USDA projects US corn crop at 122.8 bushels per acre
The USDA dropped its estimate for the national average corn yield by 0.6 bushels to 122.8 bushels per acre—a figure on the higher side of some trade estimates that projected yields dropping below 120 bushels per acre. “Lower yields and production in the Corn Belt and Central Plains are partly offset by increases elsewhere,” the USDA says in its monthly World Agriculture Supply and Demand Estimates report released Aug. 12, “Particularly across the South where an early harvest is boosting available supplies.” No changes were made to the area harvested.
The forecast drops U.S. corn production by 52 million bushels from the previous month to 10.73 billion bushels, but adds that the new crop year’s feed supplies are actually projected higher because that drop in corn production is more than offset by higher project corn carryin. Corn supplies for the 2012-’13 marketing year are projected 108 million bushels higher.

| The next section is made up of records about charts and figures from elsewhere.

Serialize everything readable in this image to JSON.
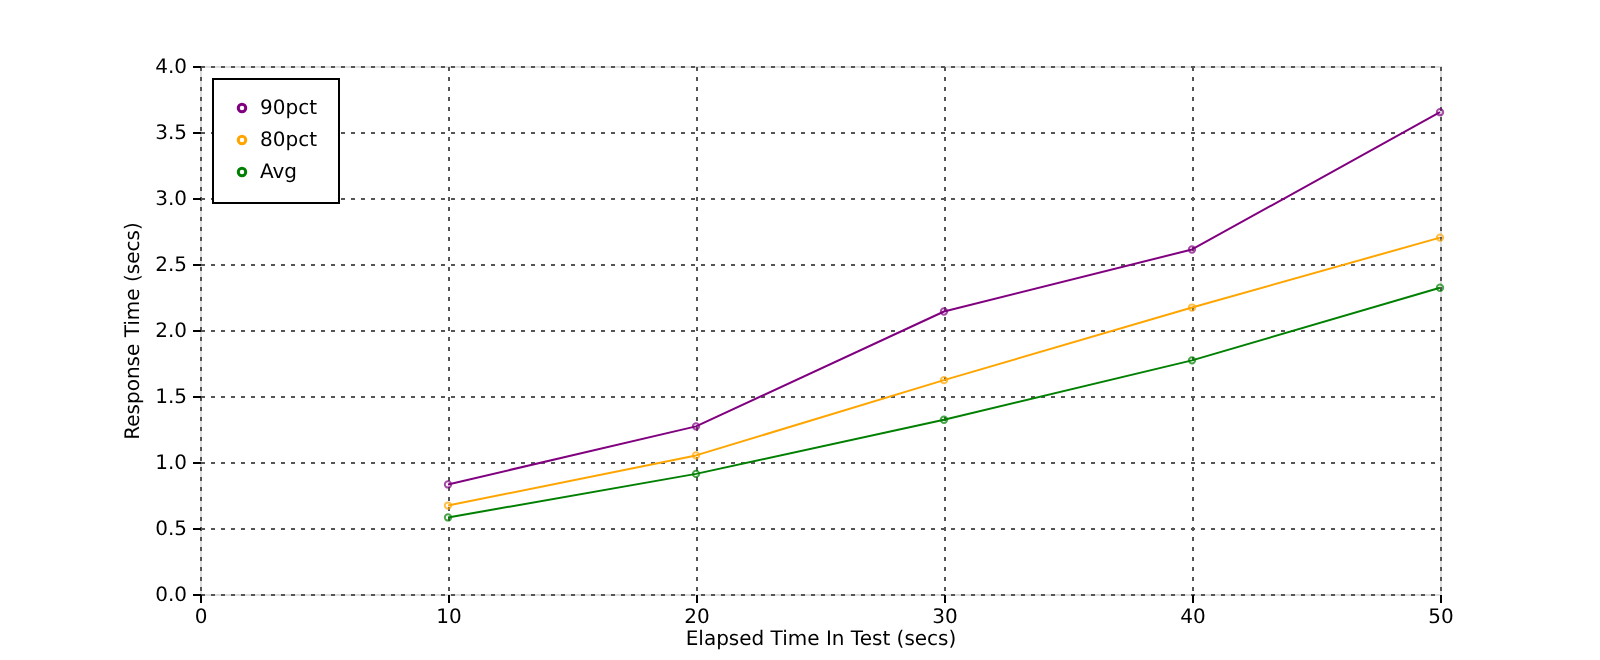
{
  "chart_data": {
    "type": "line",
    "xlabel": "Elapsed Time In Test (secs)",
    "ylabel": "Response Time (secs)",
    "x": [
      10,
      20,
      30,
      40,
      50
    ],
    "series": [
      {
        "name": "90pct",
        "color": "#800080",
        "values": [
          0.83,
          1.27,
          2.14,
          2.61,
          3.65
        ]
      },
      {
        "name": "80pct",
        "color": "#ffa500",
        "values": [
          0.67,
          1.05,
          1.62,
          2.17,
          2.7
        ]
      },
      {
        "name": "Avg",
        "color": "#008000",
        "values": [
          0.58,
          0.91,
          1.32,
          1.77,
          2.32
        ]
      }
    ],
    "xlim": [
      0,
      50
    ],
    "xticks": [
      0,
      10,
      20,
      30,
      40,
      50
    ],
    "ylim": [
      0,
      4.0
    ],
    "yticks": [
      {
        "value": 0,
        "label": "0.0"
      },
      {
        "value": 0.5,
        "label": "0.5"
      },
      {
        "value": 1,
        "label": "1.0"
      },
      {
        "value": 1.5,
        "label": "1.5"
      },
      {
        "value": 2,
        "label": "2.0"
      },
      {
        "value": 2.5,
        "label": "2.5"
      },
      {
        "value": 3,
        "label": "3.0"
      },
      {
        "value": 3.5,
        "label": "3.5"
      },
      {
        "value": 4,
        "label": "4.0"
      }
    ],
    "grid": true,
    "legend": "top left",
    "marker": "circle",
    "line_style": "solid"
  }
}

The USDA analysts explain other adjustments made due to the early harvest. Exports for 2011-’12 are lowered 10 million bushels reflecting the slowing pace of shipments during August. Feed and residual use for 2011-’12 is lowered 150 million bushels based on the record level of crop maturity and harvest progress as of Sept. 1. State-level crop progress reports indicate that nearly 11 percent of the 2012 corn crop was harvested before the Sept. 1 start of the 2012-’13 marketing year. Based on state-by-state production forecasts from the Sept. 12 Crop Production report, nearly 1.2 billion bushels of new-crop corn are estimated to have been available for use before the end of the old-crop 2011-’12 marketing year. This is up more than 700 million bushels from a year ago. Early new-crop corn use is expected to displace use of 2011 old-crop corn and boost old-crop inventories on Sept. 1. As a result, early new-crop usage reduces the feed and residual calculation in the balance sheet.

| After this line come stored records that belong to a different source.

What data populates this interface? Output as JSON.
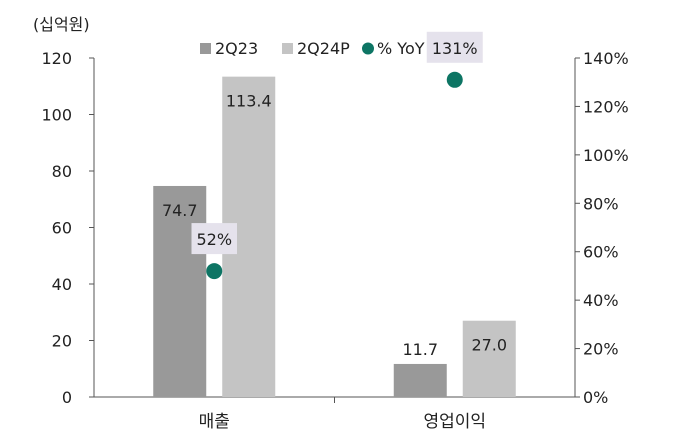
{
  "chart_data": {
    "type": "bar",
    "unit_label": "(십억원)",
    "categories": [
      "매출",
      "영업이익"
    ],
    "series": [
      {
        "name": "2Q23",
        "values": [
          74.7,
          11.7
        ],
        "color": "#999999"
      },
      {
        "name": "2Q24P",
        "values": [
          113.4,
          27.0
        ],
        "color": "#c4c4c4"
      }
    ],
    "value_labels": [
      [
        "74.7",
        "11.7"
      ],
      [
        "113.4",
        "27.0"
      ]
    ],
    "yoy": {
      "name": "% YoY (우)",
      "values": [
        52,
        131
      ],
      "labels": [
        "52%",
        "131%"
      ],
      "color": "#0d7564"
    },
    "ylim": [
      0,
      120
    ],
    "yticks": [
      "0",
      "20",
      "40",
      "60",
      "80",
      "100",
      "120"
    ],
    "y2lim": [
      0,
      140
    ],
    "y2ticks": [
      "0%",
      "20%",
      "40%",
      "60%",
      "80%",
      "100%",
      "120%",
      "140%"
    ],
    "legend_position": "top",
    "grid": false,
    "yoy_box_color": "#e5e2ec"
  }
}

Ethanol use is unchanged, at a projected 4.5 billion bushels for the 2012-’13 marketing year, compared to 5 billion bushels last year.

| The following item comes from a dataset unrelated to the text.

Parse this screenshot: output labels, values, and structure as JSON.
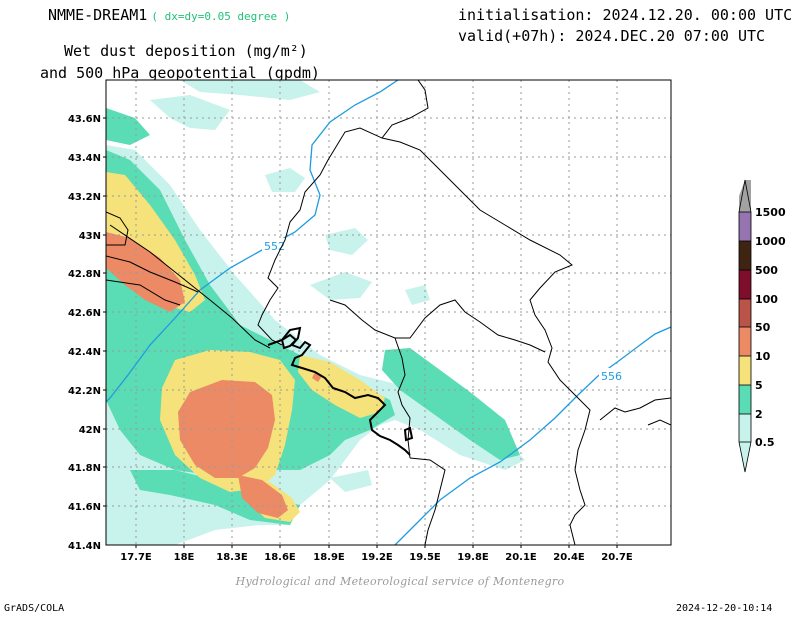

Total U.S. corn use for 2012-’13 is raised this month with higher expected feed and residual disappearance more than offsetting lower projected exports. Feed and residual disappearance is projected 75 million bushels higher, in part reflecting higher expected September-December disappearance with the expected rise in early new-crop usage during the 2011-’12 marketing year. Exports for 2012-’13 are projected 50 million bushels lower with increased competition from lower-priced South American supplies. Ending stocks for 2012-’13 are projected 83 million bushels higher at 733 million. The projected range for the corn season-average farm price is lowered 30 cents on both ends of the range to $7.20 to $8.60 per bushel.
Global coarse grain supplies for 2012-’13 are projected 4.0 million tons lower despite higher beginning stocks of corn in the United States and barley in Canada. Reduced corn production prospects for EU-27, Serbia, and Canada add to the decline in the United States to reduce world corn output 8.0 million tons. Corn production is lowered 4.4 million tons for EU-27 with yield reductions for France, Italy, Romania and Hungary as extended drought and heat in August further reduced production prospects across southern Europe. Serbia production is also lowered 1.2 million tons reflecting the same adverse weather conditions. Canada corn production is lowered 1.1 million tons based on the latest survey results from Statistics Canada.
Global 2012-’13 corn exports are lowered 1.8 million tons this month with the largest reduction for the United States. Corn exports are also lowered for Serbia and EU-27. Partly offsetting these reductions is a 1.0-million-ton increase for Brazil exports. Lower barley exports from Russia are more than offset with increases for Canada, Ukraine, and EU-27. Foreign coarse grain consumption is lowered mostly on lower corn usage. Corn feeding is lowered 4.0 million tons for the EU-27, 1.0 million tons for Canada, and 0.4 million tons for Serbia. Corn feeding is raised 0.8 million tons for Egypt. Barley feeding is raised 1.0 million tons for EU-27, 0.9 million tons for Canada, and 0.2 million tons for Iran. Barley feeding is lowered 0.5 million tons for Ukraine, and 0.2 million tons for Russia. Global corn ending stocks are projected 0.6 million tons higher with the increase for the United States partly offset by a reduction for Brazil.